PORTAGE, Mich. — Dozens of notebooks, pencils, crayons, markers, and glue sticks covered Amy Meyer’s dining room table Thursday afternoon. She’s a teacher at Portage Northern High School and she knows what students need.
“I think the supplies now, the lists are getting bigger and bigger,” Meyer said during an interview at her home. “There’s a lot of things that teachers can’t provide [students] on their own either.”
So, Meyer came up with a special project to help students in need. She and her two children sat around the table and filled cinch sacks with school supplies, which will later be donated to those students.
“It chokes me up a little bit,” she said with tears in her eyes. “[My kids] get so excited to go get their supplies and not all kids have that luxury.”
Even though Portage is known as a middle-to-upper class town, there’s still people with immediate needs she said.
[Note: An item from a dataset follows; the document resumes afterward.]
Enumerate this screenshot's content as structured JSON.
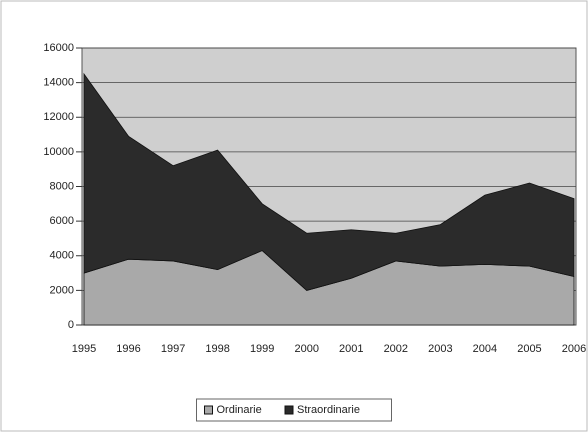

At the beginning of the school year she calls around to different teachers and schools to see if they have any students who need school supplies. Every year, she gives away a few dozen bags.
“I had a girl come to my classroom one time. Her teacher brought her to thank me and she clutched it like a teddy bear,” Meyer recalled. “She was so excited that she had something brand new.”
In addition to teaching, Meyer works as a consultant with Thirty-One, a direct sales business that operates a lot like Mary Kay, selling customers household items and monogramed bags. She’s been doing it for seven years. And in 2014 she asked her customers if they’d like to sponsor a cinch sack for $20.
“I have amazing supportive customers,” Meyer said about her core group. “All of my commission I make on the sale of those cinch sacks turns around and goes to basically Meijer where I purchase all the school supplies.”
Meyer said she takes the kids with her when she goes shopping for the sacks. But the most rewarding part is when she gives them away.
“31 cinch sacks, it’s not going to change the world but it’s going to change a year for a kid who has something that’s new, not borrowed or used,” she said with her eyes tearing up. “That just fills me with joy.”